Stephen King uses a wonderful metaphor to describe the creative process: he shows up every day to write, but he lets the “boys in the basement” do the heavy creative lifting. The boys solve the hard problems—characters who won’t behave, endings that don’t resolve. He trusts those guys, doesn’t worry too much when he loses a story thread, confident that if he walks away, they will fix it. Meanwhile he’s making dinner, or playing the guitar, or sleeping. You can tell from the way he talks about writing that it’s true—his deep unconscious, the mysterious place where ideas spring up, is populated by sturdy guys with huge biceps who hammer away, all the time. They sit down together at the end of the day and drink beer, don’t get their feelings hurt and don’t hold grudges. I liked that idea so much I tried it on—I could really use a reliable team to help me with my writing. Possibly because I’m a woman, I discovered I couldn’t convince a work crew, or even a convivial poker game, to take up residence in my imagination. But it got me thinking. If I don’t have boys down there, hammering away at my stories, what do I have? Birds, maybe? At first that idea seemed disappointing—birds aren’t very strong. In fact, boys sometimes make slingshots and fire rocks at them, for sport. But they do build astonishing nests. They find things, too, stuff that you can’t imagine, and would never expect– an old gym sock, woven delicately into something that looks like a long-looped Dr. Seuss shopping bag. Maybe I do have birds. Fragile, flighty, skittish, slightly mysterious to me. I have to leave them crumbs, and be patient. Too much noise sends them scattering.

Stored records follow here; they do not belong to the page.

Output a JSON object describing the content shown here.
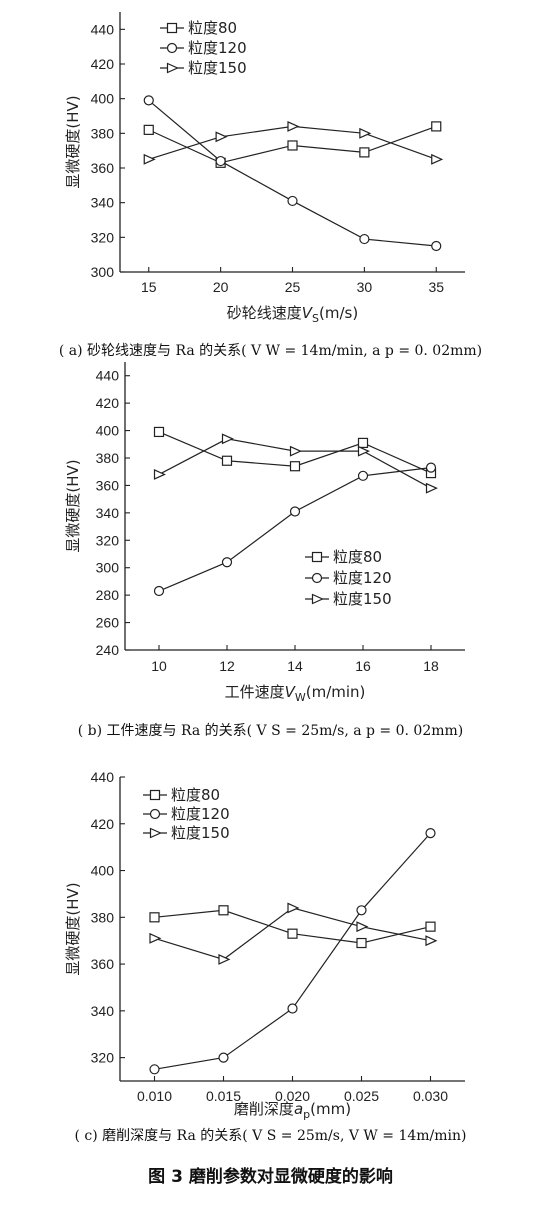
{
  "chart_data": [
    {
      "type": "line",
      "ylabel": "显微硬度(HV)",
      "xlabel_main": "砂轮线速度",
      "xlabel_var": "V",
      "xlabel_sub": "S",
      "xlabel_unit": "(m/s)",
      "x": [
        15,
        20,
        25,
        30,
        35
      ],
      "x_ticks": [
        "15",
        "20",
        "25",
        "30",
        "35"
      ],
      "xlim": [
        13,
        37
      ],
      "ylim": [
        300,
        450
      ],
      "y_ticks": [
        300,
        320,
        340,
        360,
        380,
        400,
        420,
        440
      ],
      "legend_position": "top-left",
      "series": [
        {
          "name": "粒度80",
          "marker": "square",
          "values": [
            382,
            363,
            373,
            369,
            384
          ]
        },
        {
          "name": "粒度120",
          "marker": "circle",
          "values": [
            399,
            364,
            341,
            319,
            315
          ]
        },
        {
          "name": "粒度150",
          "marker": "triangle",
          "values": [
            365,
            378,
            384,
            380,
            365
          ]
        }
      ],
      "caption": "( a) 砂轮线速度与 Ra 的关系( V W = 14m/min, a p = 0. 02mm)"
    },
    {
      "type": "line",
      "ylabel": "显微硬度(HV)",
      "xlabel_main": "工件速度",
      "xlabel_var": "V",
      "xlabel_sub": "W",
      "xlabel_unit": "(m/min)",
      "x": [
        10,
        12,
        14,
        16,
        18
      ],
      "x_ticks": [
        "10",
        "12",
        "14",
        "16",
        "18"
      ],
      "xlim": [
        9,
        19
      ],
      "ylim": [
        240,
        450
      ],
      "y_ticks": [
        240,
        260,
        280,
        300,
        320,
        340,
        360,
        380,
        400,
        420,
        440
      ],
      "legend_position": "bottom-right",
      "series": [
        {
          "name": "粒度80",
          "marker": "square",
          "values": [
            399,
            378,
            374,
            391,
            369
          ]
        },
        {
          "name": "粒度120",
          "marker": "circle",
          "values": [
            283,
            304,
            341,
            367,
            373
          ]
        },
        {
          "name": "粒度150",
          "marker": "triangle",
          "values": [
            368,
            394,
            385,
            385,
            358
          ]
        }
      ],
      "caption": "( b) 工件速度与 Ra 的关系( V S = 25m/s, a p = 0. 02mm)"
    },
    {
      "type": "line",
      "ylabel": "显微硬度(HV)",
      "xlabel_main": "磨削深度",
      "xlabel_var": "a",
      "xlabel_sub": "p",
      "xlabel_unit": "(mm)",
      "x": [
        0.01,
        0.015,
        0.02,
        0.025,
        0.03
      ],
      "x_ticks": [
        "0.010",
        "0.015",
        "0.020",
        "0.025",
        "0.030"
      ],
      "xlim": [
        0.0075,
        0.0325
      ],
      "ylim": [
        310,
        440
      ],
      "y_ticks": [
        320,
        340,
        360,
        380,
        400,
        420,
        440
      ],
      "legend_position": "top-left",
      "series": [
        {
          "name": "粒度80",
          "marker": "square",
          "values": [
            380,
            383,
            373,
            369,
            376
          ]
        },
        {
          "name": "粒度120",
          "marker": "circle",
          "values": [
            315,
            320,
            341,
            383,
            416
          ]
        },
        {
          "name": "粒度150",
          "marker": "triangle",
          "values": [
            371,
            362,
            384,
            376,
            370
          ]
        }
      ],
      "caption": "( c) 磨削深度与 Ra 的关系( V S = 25m/s, V W = 14m/min)"
    }
  ],
  "figure_title": "图 3    磨削参数对显微硬度的影响"
}
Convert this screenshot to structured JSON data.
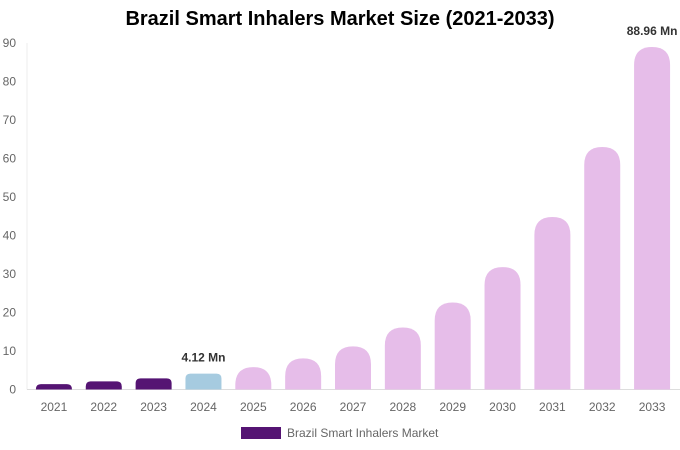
{
  "chart_data": {
    "type": "bar",
    "title": "Brazil Smart Inhalers Market Size (2021-2033)",
    "categories": [
      "2021",
      "2022",
      "2023",
      "2024",
      "2025",
      "2026",
      "2027",
      "2028",
      "2029",
      "2030",
      "2031",
      "2032",
      "2033"
    ],
    "series": [
      {
        "name": "Brazil Smart Inhalers Market",
        "values": [
          1.4,
          2.1,
          2.9,
          4.12,
          5.8,
          8.1,
          11.2,
          16.1,
          22.6,
          31.8,
          44.8,
          63.0,
          88.96
        ]
      }
    ],
    "data_labels": {
      "3": "4.12 Mn",
      "12": "88.96 Mn"
    },
    "ylim": [
      0,
      90
    ],
    "yticks": [
      0,
      10,
      20,
      30,
      40,
      50,
      60,
      70,
      80,
      90
    ],
    "grid": false,
    "legend_position": "bottom",
    "colors": {
      "historical": "#551473",
      "current": "#a6cbe0",
      "forecast": "#e6bde9"
    },
    "xlabel": "",
    "ylabel": ""
  }
}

This Ray Bradbury quote, which I like well enough to put on my wall— “Sit down and write, son. It will take care of all those moods you are having.”

Finished “On Writing.” Finally came to the conclusion that Stephen King is a congenial enough guy, but also a bit of a bully. Dispensing homey, kitchen wisdom that seduces with its lack of syllables and art— “cat got your tongue?” “wouldn’t shake a stick at–” The language is so friendly you might be tempted to think he’s your friend. But what he’s really doing, the subtext, is drawing a careful line in the sand, a circle around real writers, the ones who get it, or have it, and keeping everybody else outside.